El viento disminuía su marcha hasta quedar suspendido. “¿Qué
piensan todos?” se preguntó Marito cuando en realidad nadie pensaba nada. Era
vacío, espontánea abstracción de un día similar a los anteriores, llenos de
calma y un gorrión atravesando el silencio.
Desde aquel lugar podía
apreciarse el pueblo; las casitas bajas y sus muros de barro, los pimientos más
altos.
Sólo faltaban un par de
sorbos para que todos terminaran de beber. Marito fue el último cuando oyó su
nombre expandirse desde el pueblo hacia todas las direcciones. “Teléfono para Marito Zorich, teléfono para Marito Zorich” repetía el parlante del único teléfono
de Chiu Chiu. Marito y papá Mario se miraron de frente. Sin decir palabra entendieron el “anda” y el “voy corriendo”
más rápido que al pronunciarlo. Marito trotó tranquilo, llegaría a tiempo antes de que volviesen a
llamar.
Cruzando la entrada
principal del pueblo Marito olvidó por completo su reciente angustia. Le siguieron dos
perros dejando una estela de polvo en el camino.
Colindante a un museo
–jamás inaugurado- se encontraba la pequeña habitación con el teléfono. Marcela
Cavour era la encargada de atender las llamadas y anunciarlas a viva voz en
pleno desierto.
“Hola Marcelita, ¿quién me
llamaba?” dijo Marito. “Tu hermano parece, pero no sé cuál de los dos. Siempre
se me confunden” pronunció Marcela. El teléfono sonó. Contestó Marito.
“¿Aló? Marcos cómo estay.
En el potrero. Pero mejor dile a la mamá. ¿Vas a venir mañana?” decía Marito.
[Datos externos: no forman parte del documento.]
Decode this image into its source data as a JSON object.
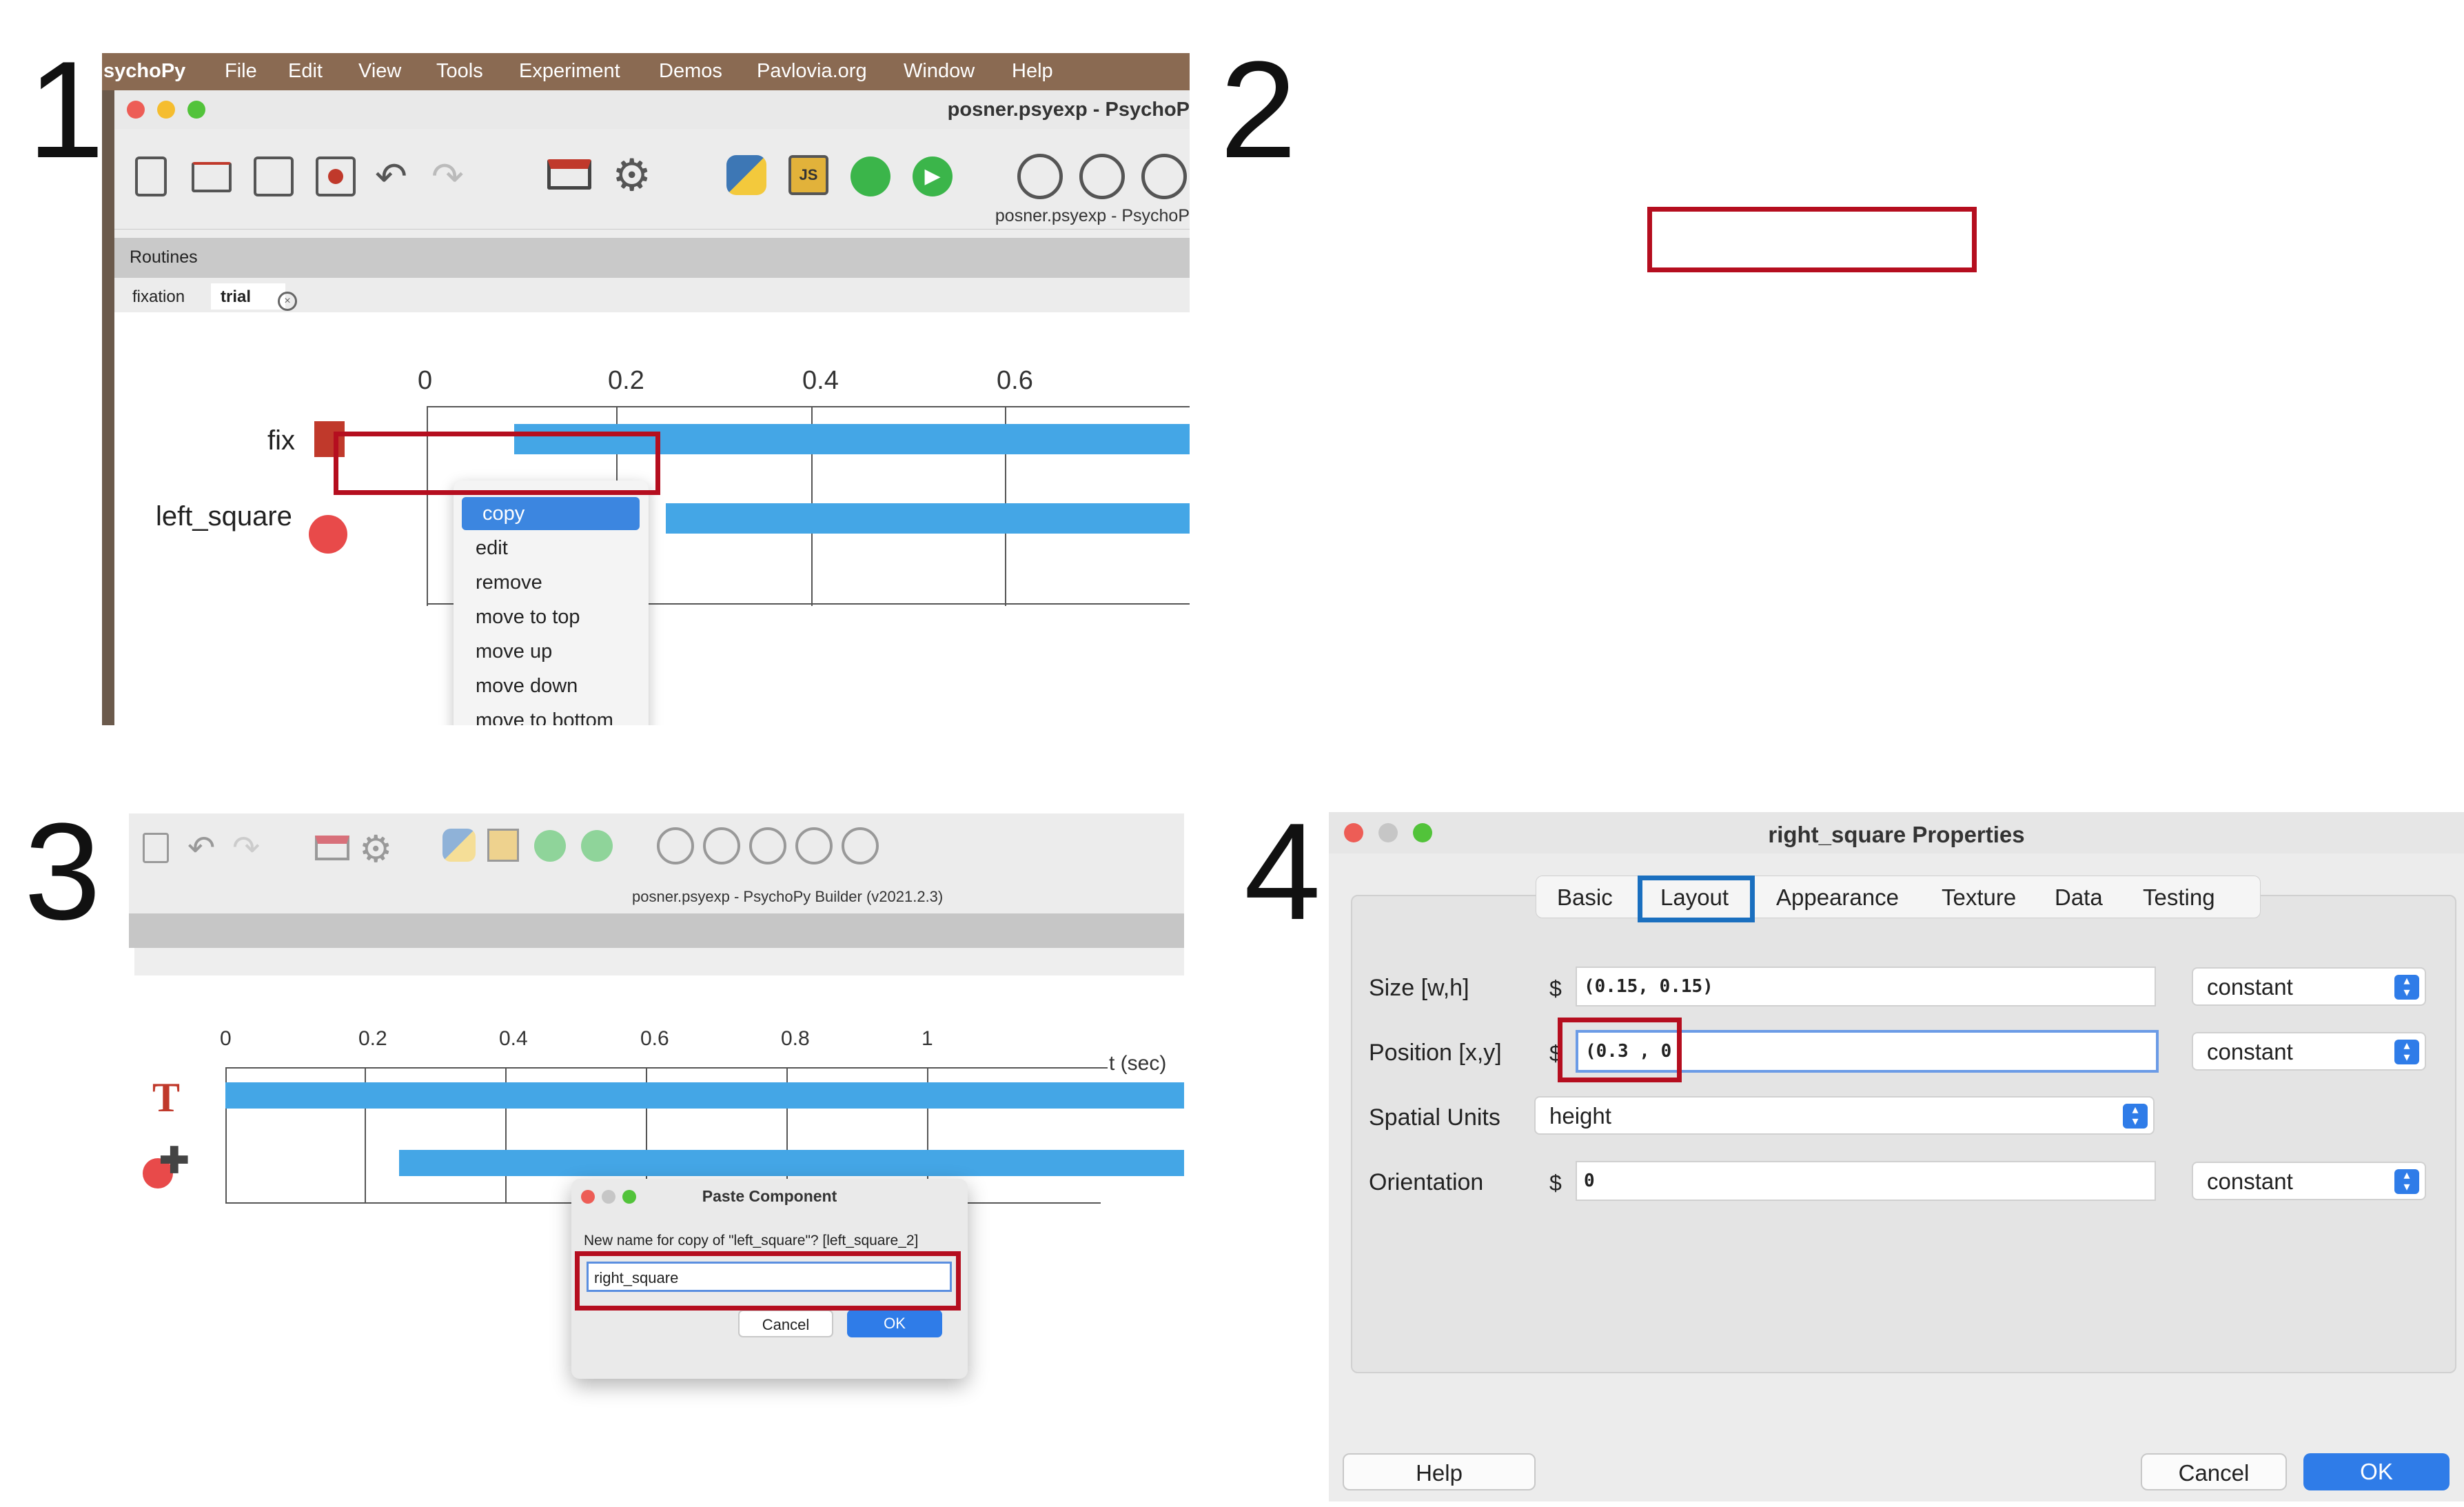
{
  "step_numbers": [
    "1",
    "2",
    "3",
    "4"
  ],
  "panel1": {
    "menubar": [
      "sychoPy",
      "File",
      "Edit",
      "View",
      "Tools",
      "Experiment",
      "Demos",
      "Pavlovia.org",
      "Window",
      "Help"
    ],
    "window_title": "posner.psyexp - PsychoP",
    "subtitle": "posner.psyexp - PsychoP",
    "routines_label": "Routines",
    "tabs": [
      "fixation",
      "trial"
    ],
    "timeline_ticks": [
      "0",
      "0.2",
      "0.4",
      "0.6"
    ],
    "components": [
      "fix",
      "left_square"
    ],
    "context_menu": [
      "copy",
      "edit",
      "remove",
      "move to top",
      "move up",
      "move down",
      "move to bottom"
    ]
  },
  "panel3": {
    "subtitle": "posner.psyexp - PsychoPy Builder (v2021.2.3)",
    "timeline_ticks": [
      "0",
      "0.2",
      "0.4",
      "0.6",
      "0.8",
      "1"
    ],
    "time_axis_label": "t (sec)",
    "dialog": {
      "title": "Paste Component",
      "prompt": "New name for copy of \"left_square\"?  [left_square_2]",
      "value": "right_square",
      "cancel": "Cancel",
      "ok": "OK"
    }
  },
  "panel4": {
    "title": "right_square Properties",
    "tabs": [
      "Basic",
      "Layout",
      "Appearance",
      "Texture",
      "Data",
      "Testing"
    ],
    "active_tab": "Layout",
    "rows": [
      {
        "label": "Size [w,h]",
        "dollar": "$",
        "value": "(0.15, 0.15)",
        "update": "constant"
      },
      {
        "label": "Position [x,y]",
        "dollar": "$",
        "value": "(0.3 , 0",
        "update": "constant"
      },
      {
        "label": "Spatial Units",
        "value": "height"
      },
      {
        "label": "Orientation",
        "dollar": "$",
        "value": "0",
        "update": "constant"
      }
    ],
    "help": "Help",
    "cancel": "Cancel",
    "ok": "OK"
  },
  "colors": {
    "highlight_red": "#b50e1f",
    "highlight_blue": "#1a6fbf",
    "timeline_bar": "#44a6e6",
    "menu_selection": "#3c86e0"
  }
}
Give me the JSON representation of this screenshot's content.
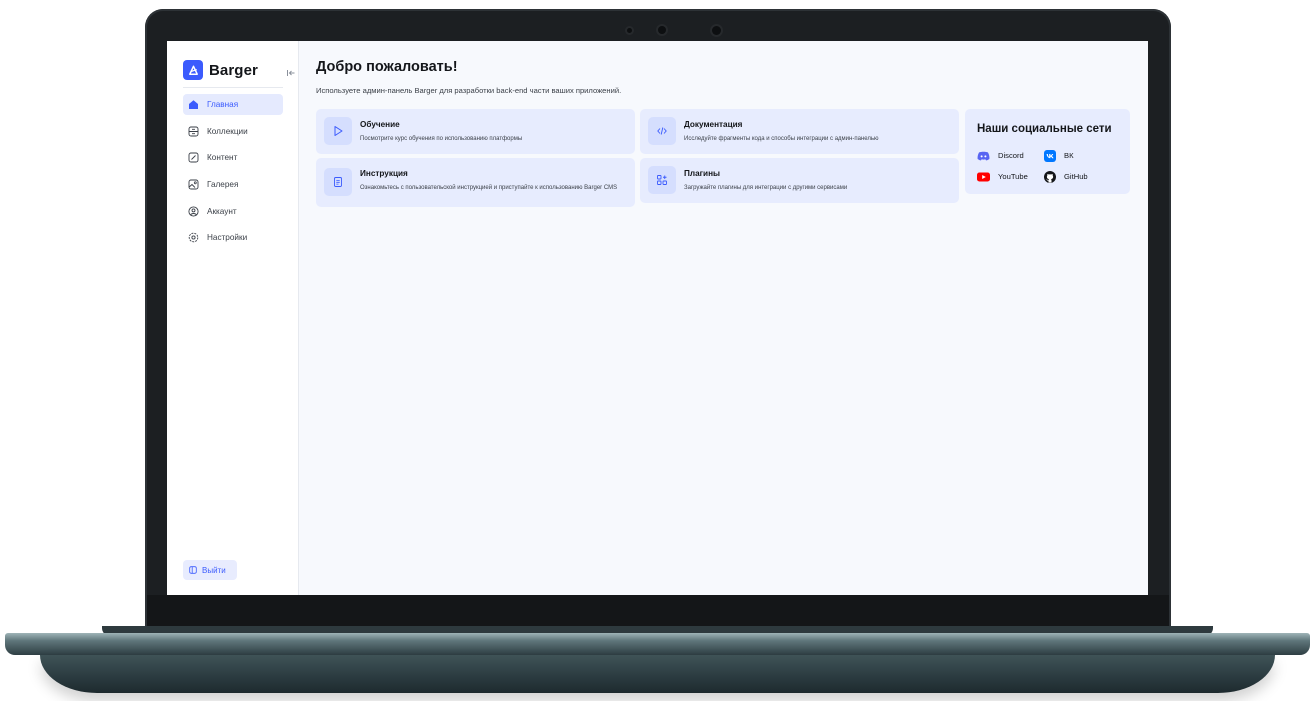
{
  "brand": {
    "name": "Barger",
    "accent_color": "#3b5bfd"
  },
  "sidebar": {
    "items": [
      {
        "label": "Главная",
        "icon": "home-icon",
        "active": true
      },
      {
        "label": "Коллекции",
        "icon": "database-icon",
        "active": false
      },
      {
        "label": "Контент",
        "icon": "edit-icon",
        "active": false
      },
      {
        "label": "Галерея",
        "icon": "image-icon",
        "active": false
      },
      {
        "label": "Аккаунт",
        "icon": "user-icon",
        "active": false
      },
      {
        "label": "Настройки",
        "icon": "gear-icon",
        "active": false
      }
    ],
    "logout_label": "Выйти"
  },
  "main": {
    "title": "Добро пожаловать!",
    "subtitle": "Используете админ-панель Barger для разработки back-end части ваших приложений.",
    "cards": [
      {
        "title": "Обучение",
        "description": "Посмотрите курс обучения по использованию платформы",
        "icon": "play-icon"
      },
      {
        "title": "Документация",
        "description": "Исследуйте фрагменты кода и способы интеграции с админ-панелью",
        "icon": "code-icon"
      },
      {
        "title": "Инструкция",
        "description": "Ознакомьтесь с пользовательской инструкцией и приступайте к использованию Barger CMS",
        "icon": "document-icon"
      },
      {
        "title": "Плагины",
        "description": "Загружайте плагины для интеграции с другими сервисами",
        "icon": "plugins-icon"
      }
    ]
  },
  "social": {
    "title": "Наши социальные сети",
    "items": [
      {
        "label": "Discord",
        "icon": "discord-icon",
        "color": "#5865f2"
      },
      {
        "label": "ВК",
        "icon": "vk-icon",
        "color": "#0077ff"
      },
      {
        "label": "YouTube",
        "icon": "youtube-icon",
        "color": "#ff0000"
      },
      {
        "label": "GitHub",
        "icon": "github-icon",
        "color": "#14161a"
      }
    ]
  }
}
“Chatito, mañana en la mañana estoy por allá y adivina, te acabo de comprar la
corbata pa´la escuela” dijo Marcos.
El sonido de una cumbia
sonó en el aire. Marito recordó la letra: “Cartero por favor, entrégale esta
carta, cartero por favor y dile que la recuerdo”.
Cuando acabó el coro de la
canción Marito se despidió de su hermano. Con paso lento y
cabizbajo avanzó hacia la plaza en dirección a la escuela. Caminó por el
frontis zigzagueando los pilares. “No quiero dejar mi pueblo” pensó, pero nada podía hacer.